Quand on lui demande de nous raconter sa course, Suzanne est hyper enthousiaste. « J’ai adoré, assure celle qui vit désormais près de Lyon avec son copain français. Je me rends compte de ce que je viens d’accomplir. C’est une sensation étrange. Je suis à la fois tellement fière et triste. Ça marque la fin d’une étape, la réalisation d’un grand rêve. J’ai d’autres rêves en tête, mais celui-là, c’est un gros morceau! »

« Le départ à Courmayeur (Italie) était spécial; je n’avais jamais vécu un départ avec autant de monde, confie-t-elle. On a marché pendant plusieurs minutes avant de pouvoir trottiner un peu, puis dès la première montée ça a été une succession de bouchons. Des montées en file indienne pendant près de trois heures. C’était bien beau, mais j’avais peur de manquer de temps! »

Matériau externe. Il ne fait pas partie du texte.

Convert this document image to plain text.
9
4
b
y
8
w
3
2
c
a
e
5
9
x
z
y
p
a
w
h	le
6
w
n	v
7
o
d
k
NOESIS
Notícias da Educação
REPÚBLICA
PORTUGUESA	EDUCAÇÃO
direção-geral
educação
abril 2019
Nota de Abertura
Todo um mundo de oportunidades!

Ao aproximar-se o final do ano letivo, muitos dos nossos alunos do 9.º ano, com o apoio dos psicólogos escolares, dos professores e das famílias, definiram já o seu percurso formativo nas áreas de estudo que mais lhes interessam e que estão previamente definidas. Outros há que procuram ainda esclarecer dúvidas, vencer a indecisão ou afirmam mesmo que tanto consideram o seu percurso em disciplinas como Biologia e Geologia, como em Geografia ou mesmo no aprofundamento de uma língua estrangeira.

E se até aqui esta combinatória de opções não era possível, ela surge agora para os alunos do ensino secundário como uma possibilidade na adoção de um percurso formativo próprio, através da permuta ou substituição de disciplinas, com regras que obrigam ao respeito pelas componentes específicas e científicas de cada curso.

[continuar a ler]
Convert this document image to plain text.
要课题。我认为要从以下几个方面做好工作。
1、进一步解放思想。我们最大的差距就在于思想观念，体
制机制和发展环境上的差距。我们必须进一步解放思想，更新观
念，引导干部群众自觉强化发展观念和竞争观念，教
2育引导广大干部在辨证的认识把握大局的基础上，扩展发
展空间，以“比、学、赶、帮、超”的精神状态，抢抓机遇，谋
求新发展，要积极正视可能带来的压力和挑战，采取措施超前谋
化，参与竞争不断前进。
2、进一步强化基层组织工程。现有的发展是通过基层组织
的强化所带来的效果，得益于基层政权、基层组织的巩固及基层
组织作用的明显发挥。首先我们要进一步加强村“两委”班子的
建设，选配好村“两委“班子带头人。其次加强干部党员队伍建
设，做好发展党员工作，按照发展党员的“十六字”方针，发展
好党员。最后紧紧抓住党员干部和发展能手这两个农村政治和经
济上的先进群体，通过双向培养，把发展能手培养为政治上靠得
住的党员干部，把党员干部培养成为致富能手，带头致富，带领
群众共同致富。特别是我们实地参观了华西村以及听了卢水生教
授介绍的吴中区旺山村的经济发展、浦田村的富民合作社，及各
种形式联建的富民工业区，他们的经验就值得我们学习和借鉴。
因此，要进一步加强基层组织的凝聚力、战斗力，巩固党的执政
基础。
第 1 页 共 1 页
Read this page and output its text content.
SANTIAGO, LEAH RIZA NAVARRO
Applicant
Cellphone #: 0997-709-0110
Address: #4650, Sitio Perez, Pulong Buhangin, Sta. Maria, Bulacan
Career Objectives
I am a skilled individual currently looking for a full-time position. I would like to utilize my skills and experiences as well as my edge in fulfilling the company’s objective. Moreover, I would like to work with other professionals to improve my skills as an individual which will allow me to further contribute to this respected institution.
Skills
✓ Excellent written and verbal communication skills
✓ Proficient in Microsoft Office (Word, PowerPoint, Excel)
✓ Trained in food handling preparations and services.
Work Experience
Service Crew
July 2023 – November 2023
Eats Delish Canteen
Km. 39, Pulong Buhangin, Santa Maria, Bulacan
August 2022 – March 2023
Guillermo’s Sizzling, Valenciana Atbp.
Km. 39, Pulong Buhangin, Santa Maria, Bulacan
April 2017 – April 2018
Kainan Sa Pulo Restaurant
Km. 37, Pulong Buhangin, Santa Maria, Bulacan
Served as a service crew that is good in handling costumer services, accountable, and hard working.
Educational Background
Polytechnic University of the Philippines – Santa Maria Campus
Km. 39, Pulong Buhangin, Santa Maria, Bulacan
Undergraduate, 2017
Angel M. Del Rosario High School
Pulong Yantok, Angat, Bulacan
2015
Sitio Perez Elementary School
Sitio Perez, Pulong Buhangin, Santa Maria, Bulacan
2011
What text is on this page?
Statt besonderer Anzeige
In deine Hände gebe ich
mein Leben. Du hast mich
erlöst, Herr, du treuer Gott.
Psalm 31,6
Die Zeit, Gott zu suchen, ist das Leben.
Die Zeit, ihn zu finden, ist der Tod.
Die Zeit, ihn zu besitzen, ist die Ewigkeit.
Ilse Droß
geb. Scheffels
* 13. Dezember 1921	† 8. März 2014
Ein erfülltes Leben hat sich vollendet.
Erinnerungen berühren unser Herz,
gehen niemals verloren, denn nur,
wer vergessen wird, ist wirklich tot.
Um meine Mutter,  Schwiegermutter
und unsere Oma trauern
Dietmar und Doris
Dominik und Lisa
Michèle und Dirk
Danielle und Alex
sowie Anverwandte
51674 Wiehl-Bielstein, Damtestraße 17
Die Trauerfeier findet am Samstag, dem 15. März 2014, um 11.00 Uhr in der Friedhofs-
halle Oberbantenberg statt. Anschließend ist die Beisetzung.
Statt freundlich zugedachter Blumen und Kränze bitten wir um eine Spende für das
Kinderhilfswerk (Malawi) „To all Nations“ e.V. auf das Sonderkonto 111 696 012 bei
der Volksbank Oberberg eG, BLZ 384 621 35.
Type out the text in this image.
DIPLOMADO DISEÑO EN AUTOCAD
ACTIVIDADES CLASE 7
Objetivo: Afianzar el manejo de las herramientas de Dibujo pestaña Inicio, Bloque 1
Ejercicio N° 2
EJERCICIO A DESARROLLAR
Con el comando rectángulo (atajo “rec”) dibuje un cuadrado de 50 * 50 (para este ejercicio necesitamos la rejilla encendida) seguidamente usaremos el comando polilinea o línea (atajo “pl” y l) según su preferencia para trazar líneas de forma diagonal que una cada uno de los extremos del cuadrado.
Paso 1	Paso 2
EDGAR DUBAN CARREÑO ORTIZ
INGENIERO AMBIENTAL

« Finalement, dans la première descente, j’avais plus d’espace et je me sentais bien malgré la température qui montait rapidement. Ça a commencé à être plus difficile vers Bourg-Saint-Maurice (km 51). Au ravito, je n’avais personne pour m’aider, c’était plein de monde et j’avais de la difficulté à m’alimenter et à réfléchir. J’en avais oublié que je courais en France. Je me pensais sur une course au Québec. »

« Heureusement, je me connais et j’avais déjà vu des amis dans cet état. J’ai fait un gros effort pour manger et me réhydrater avant de repartir pour la montée de 1 600 m vers le Passeur Pralognan, avec la température qui atteignait 37 degrés. Ç’a été long et pénible, je faisais tout en mon possible pour rester hydratée et manger un peu. »

« Quand la nuit est tombée, c’était beaucoup mieux, j’avançais bien et c’était magique de voir toutes les lumières des lampes frontales. Je me suis endormie un petit cinq minutes en voulant prendre une pause pour manger sur une roche et j’ai repris la route. J’ai profité de la nuit pour essayer d’aller plus vite, car je savais que la deuxième journée serait aussi chaude que la première. »

« Lentement, mais sûrement, après 24 heures de course, j’avançais toujours. Mes échauffements sous les pieds étaient embêtants, mais je savais que ce n’était rien de grave. J’ai finalement passé la ligne avec la plus grande joie. »

« J’avais toujours entendu parler des gens qui ont des hallucinations après plusieurs heures de course, dit Suzanne. J’ai vu mes premiers supporteurs fantômes après 25 heures de course. Ils étaient bien sympathiques! Ça m’a bien fait rire, je savais que ce n’était pas réel, mais je les voyais vraiment! »

Suzanne se souviendra probablement longtemps de la chaleur accablante à laquelle tous les coureurs ont dû faire face cette année. « Survivre à 37 degrés en plein soleil pendant quatre heures de montée », c’est ce qu’elle a trouvé le plus difficile.

Dans ces moments, et dans tous les autres où le découragement avait tendance à prendre le dessus, elle s’est répété mille fois : « c’est juste de la course, t’es encore capable de mettre un pied devant l’autre, donc tu continues. »

Si tout va bien, Suzanne s’élancera en 2017 de Chamonix pour affronter l’emblématique Ultra-Trail du Mont-Blanc, où elle ira chercher, comme cette année, « avant tout du plaisir ».